The olfactory epithelium is uniquely one of the few sites of the human body where neurogenesis continues into adulthood. This is thought to be mediated by two populations of stem cells: globose basal cells (GBCs), which actively replace cells in the olfactory epithelium, and horizontal basal cells (HBCs), which are dormant cells whose differentiation into GBCs is activated following acute epithelial injury [41]. There is an early but promising investigation being performed in harnessing the regenerative properties of these stem cells in the olfactory epithelium for the treatment of OD. GBCs have been successfully cultured [42, 43], and recently, the ability to culture HBCs from the human olfactory epithelium has been established [44•]. This has given investigators the opportunity to better understand molecular mechanisms driving multipotency as well as the ability to test stem cell potency via transplantation. In mouse models of anosmia induced by olfactotoxic gas methyl bromide, HBCs transplantation yielded multiple cell types in the olfactory epithelium, including neuronal cells with apical processes and sustentacular cells, demonstrating that the multipotency of stem cells can be maintained through transplantation [44•]. An additional mouse study found that intranasal delivery of GBCs via intranasal drops induced new olfactory neuron formation in the olfactory bulb and restored food-smelling behaviors [45]. Further validation in animal models is needed, and no testing of olfactory progenitors has been performed yet in humans. Nonetheless, therapeutic strategies that harness the unique regenerative property of the olfactory system may be promising avenues in the future of olfactory loss treatment.

Conclusions

OD is complex in nature, as there are multiple etiologies, clinical manifestations, and varying prognoses to treatments. In general, successful management of OD is multimodal and tailored to the underlying etiology and clinical nature of the OD. While olfactory training and intranasal corticosteroids serve as the foundational regimen in the management of OD, there may be opportunities to improve benefit in through the emerging therapies discussed here.

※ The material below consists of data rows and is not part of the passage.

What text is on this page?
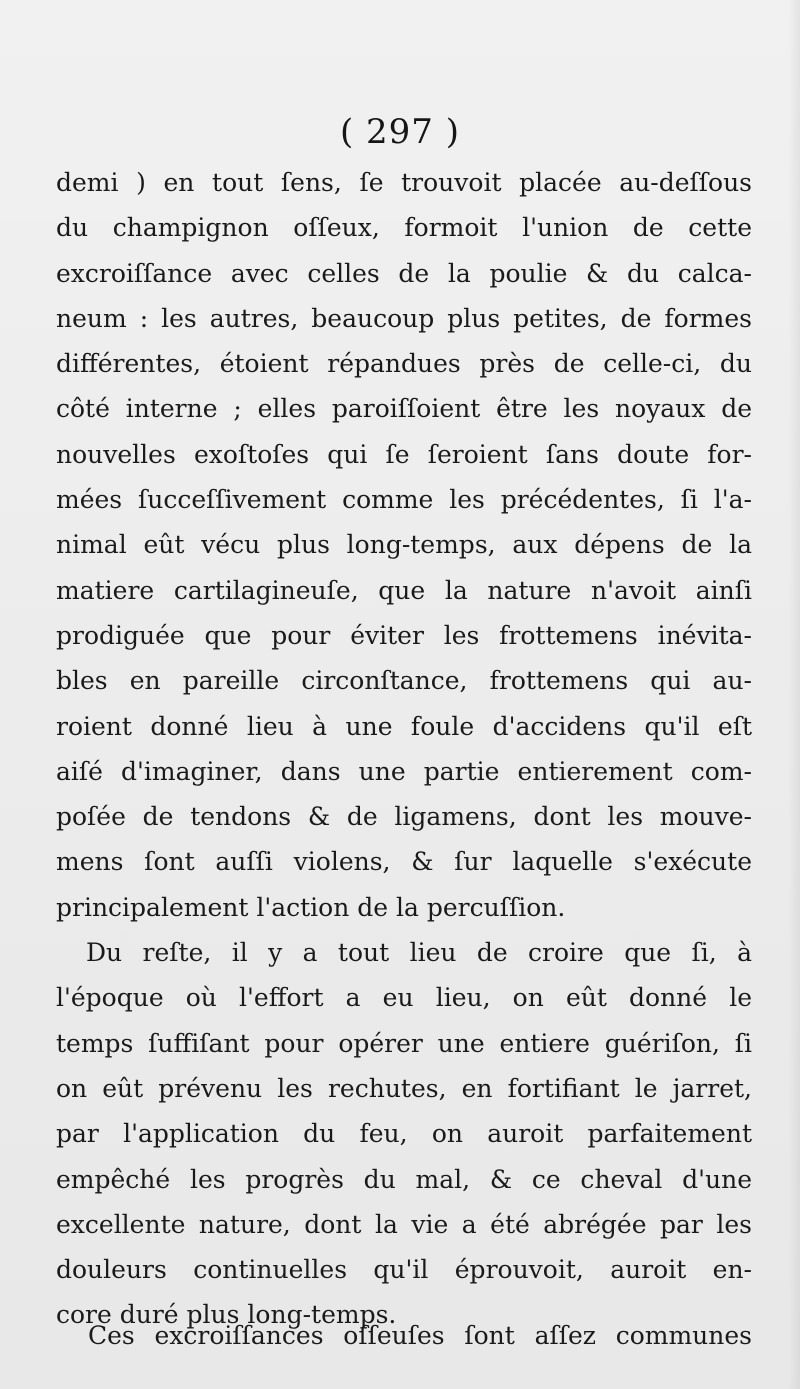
( 297 )
demi ) en tout ſens, ſe trouvoit placée au-deſſous
du champignon oſſeux, formoit l'union de cette
excroiſſance avec celles de la poulie & du calca-
neum : les autres, beaucoup plus petites, de formes
différentes, étoient répandues près de celle-ci, du
côté interne ; elles paroiſſoient être les noyaux de
nouvelles exoſtoſes qui ſe ſeroient ſans doute for-
mées ſucceſſivement comme les précédentes, ſi l'a-
nimal eût vécu plus long-temps, aux dépens de la
matiere cartilagineuſe, que la nature n'avoit ainſi
prodiguée que pour éviter les frottemens inévita-
bles en pareille circonſtance, frottemens qui au-
roient donné lieu à une foule d'accidens qu'il eſt
aiſé d'imaginer, dans une partie entierement com-
poſée de tendons & de ligamens, dont les mouve-
mens ſont auſſi violens, & ſur laquelle s'exécute
principalement l'action de la percuſſion.
Du reſte, il y a tout lieu de croire que ſi, à
l'époque où l'effort a eu lieu, on eût donné le
temps ſuffiſant pour opérer une entiere guériſon, ſi
on eût prévenu les rechutes, en fortifiant le jarret,
par l'application du feu, on auroit parfaitement
empêché les progrès du mal, & ce cheval d'une
excellente nature, dont la vie a été abrégée par les
douleurs continuelles qu'il éprouvoit, auroit en-
core duré plus long-temps.
Ces excroiſſances oſſeuſes ſont aſſez communes
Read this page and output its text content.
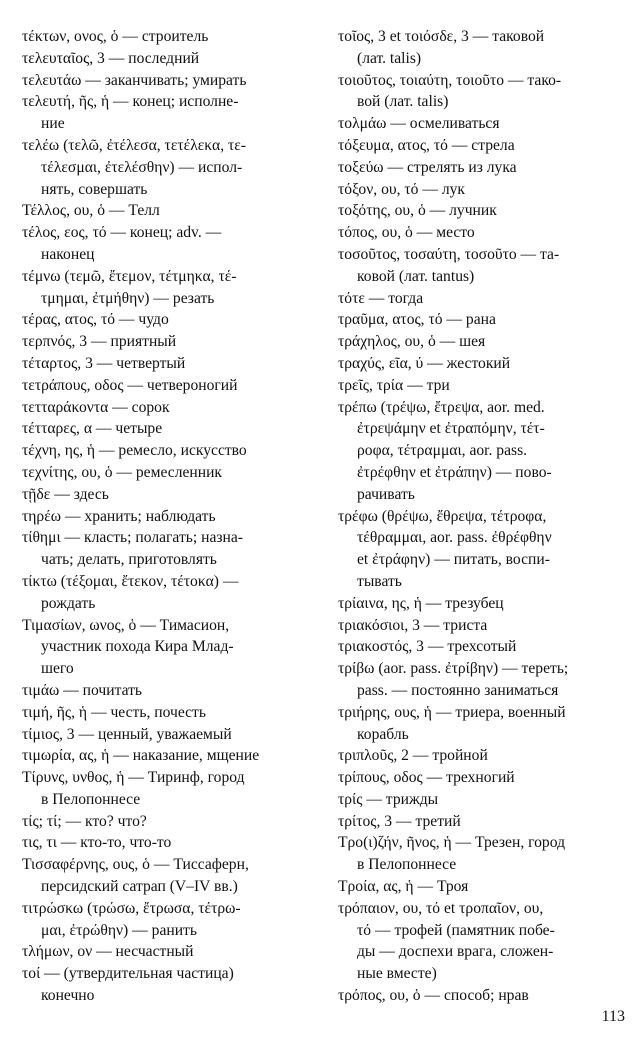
τέκτων, ονος, ὁ — строитель
τελευταῖος, 3 — последний
τελευτάω — заканчивать; умирать
τελευτή, ῆς, ἡ — конец; исполне-
ние
τελέω (τελῶ, ἐτέλεσα, τετέλεκα, τε-
τέλεσμαι, ἐτελέσθην) — испол-
нять, совершать
Τέλλος, ου, ὁ — Телл
τέλος, εος, τό — конец; adv. —
наконец
τέμνω (τεμῶ, ἔτεμον, τέτμηκα, τέ-
τμημαι, ἐτμήθην) — резать
τέρας, ατος, τό — чудо
τερπνός, 3 — приятный
τέταρτος, 3 — четвертый
τετράπους, οδος — четвероногий
τετταράκοντα — сорок
τέτταρες, α — четыре
τέχνη, ης, ἡ — ремесло, искусство
τεχνίτης, ου, ὁ — ремесленник
τῇδε — здесь
τηρέω — хранить; наблюдать
τίθημι — класть; полагать; назна-
чать; делать, приготовлять
τίκτω (τέξομαι, ἔτεκον, τέτοκα) —
рождать
Τιμασίων, ωνος, ὁ — Тимасион,
участник похода Кира Млад-
шего
τιμάω — почитать
τιμή, ῆς, ἡ — честь, почесть
τίμιος, 3 — ценный, уважаемый
τιμωρία, ας, ἡ — наказание, мщение
Τίρυνς, υνθος, ἡ — Тиринф, город
в Пелопоннесе
τίς; τί; — кто? что?
τις, τι — кто-то, что-то
Τισσαφέρνης, ους, ὁ — Тиссаферн,
персидский сатрап (V–IV вв.)
τιτρώσκω (τρώσω, ἔτρωσα, τέτρω-
μαι, ἐτρώθην) — ранить
τλήμων, ον — несчастный
τοί — (утвердительная частица)
конечно
τοῖος, 3 et τοιόσδε, 3 — таковой
(лат. talis)
τοιοῦτος, τοιαύτη, τοιοῦτο — тако-
вой (лат. talis)
τολμάω — осмеливаться
τόξευμα, ατος, τό — стрела
τοξεύω — стрелять из лука
τόξον, ου, τό — лук
τοξότης, ου, ὁ — лучник
τόπος, ου, ὁ — место
τοσοῦτος, τοσαύτη, τοσοῦτο — та-
ковой (лат. tantus)
τότε — тогда
τραῦμα, ατος, τό — рана
τράχηλος, ου, ὁ — шея
τραχύς, εῖα, ύ — жестокий
τρεῖς, τρία — три
τρέπω (τρέψω, ἔτρεψα, aor. med.
ἐτρεψάμην et ἐτραπόμην, τέτ-
ροφα, τέτραμμαι, aor. pass.
ἐτρέφθην et ἐτράπην) — пово-
рачивать
τρέφω (θρέψω, ἔθρεψα, τέτροφα,
τέθραμμαι, aor. pass. ἐθρέφθην
et ἐτράφην) — питать, воспи-
тывать
τρίαινα, ης, ἡ — трезубец
τριακόσιοι, 3 — триста
τριακοστός, 3 — трехсотый
τρίβω (aor. pass. ἐτρίβην) — тереть;
pass. — постоянно заниматься
τριήρης, ους, ἡ — триера, военный
корабль
τριπλοῦς, 2 — тройной
τρίπους, οδος — трехногий
τρίς — трижды
τρίτος, 3 — третий
Τρο(ι)ζήν, ῆνος, ἡ — Трезен, город
в Пелопоннесе
Τροία, ας, ἡ — Троя
τρόπαιον, ου, τό et τροπαῖον, ου,
τό — трофей (памятник побе-
ды — доспехи врага, сложен-
ные вместе)
τρόπος, ου, ὁ — способ; нрав
113
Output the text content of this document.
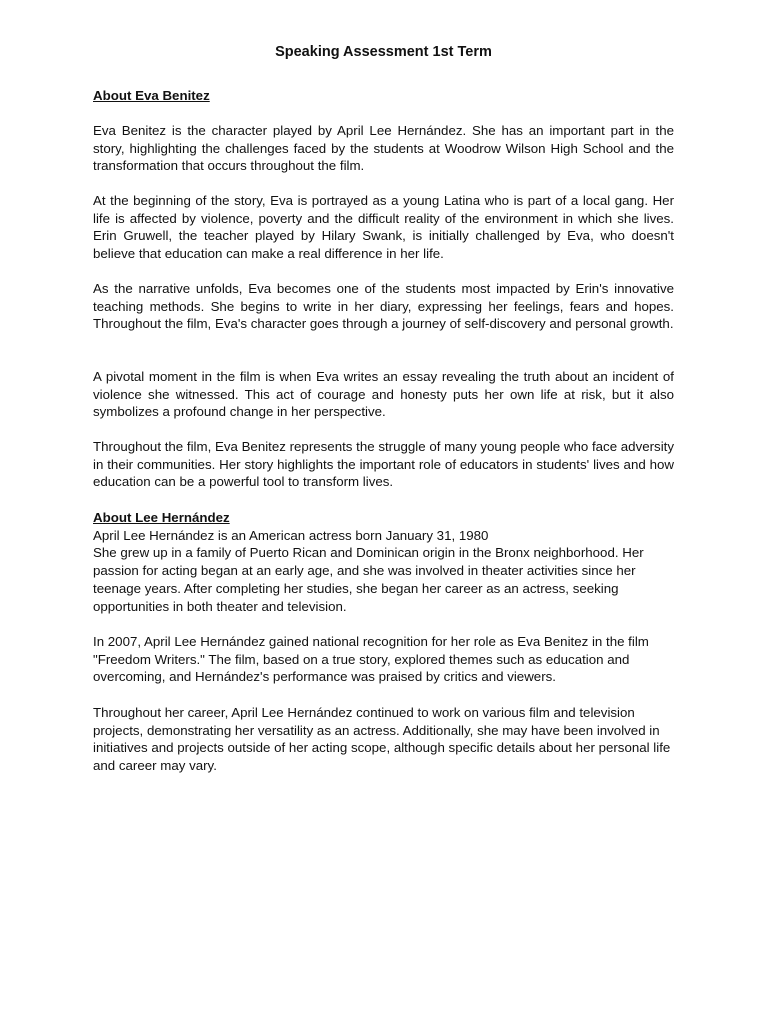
Speaking Assessment 1st Term

About Eva Benitez

Eva Benitez is the character played by April Lee Hernández. She has an important part in the story, highlighting the challenges faced by the students at Woodrow Wilson High School and the transformation that occurs throughout the film.

At the beginning of the story, Eva is portrayed as a young Latina who is part of a local gang. Her life is affected by violence, poverty and the difficult reality of the environment in which she lives. Erin Gruwell, the teacher played by Hilary Swank, is initially challenged by Eva, who doesn't believe that education can make a real difference in her life.

As the narrative unfolds, Eva becomes one of the students most impacted by Erin's innovative teaching methods. She begins to write in her diary, expressing her feelings, fears and hopes. Throughout the film, Eva's character goes through a journey of self-discovery and personal growth.

A pivotal moment in the film is when Eva writes an essay revealing the truth about an incident of violence she witnessed. This act of courage and honesty puts her own life at risk, but it also symbolizes a profound change in her perspective.

Throughout the film, Eva Benitez represents the struggle of many young people who face adversity in their communities. Her story highlights the important role of educators in students' lives and how education can be a powerful tool to transform lives.

About Lee Hernández

April Lee Hernández is an American actress born January 31, 1980
She grew up in a family of Puerto Rican and Dominican origin in the Bronx neighborhood. Her passion for acting began at an early age, and she was involved in theater activities since her teenage years. After completing her studies, she began her career as an actress, seeking opportunities in both theater and television.

In 2007, April Lee Hernández gained national recognition for her role as Eva Benitez in the film "Freedom Writers." The film, based on a true story, explored themes such as education and overcoming, and Hernández's performance was praised by critics and viewers.

Throughout her career, April Lee Hernández continued to work on various film and television projects, demonstrating her versatility as an actress. Additionally, she may have been involved in initiatives and projects outside of her acting scope, although specific details about her personal life and career may vary.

Future potential avenues in the management of OD will likely harness the neuroregenerative properties of the olfactory system. While meaningful progress has been made in understanding OD over the last 2 decades, there remains a tremendous amount to learn and refine in the treatment of OD. Knowledge in the management of OD will undoubtedly continue to accelerate with more intriguing discoveries in the coming years.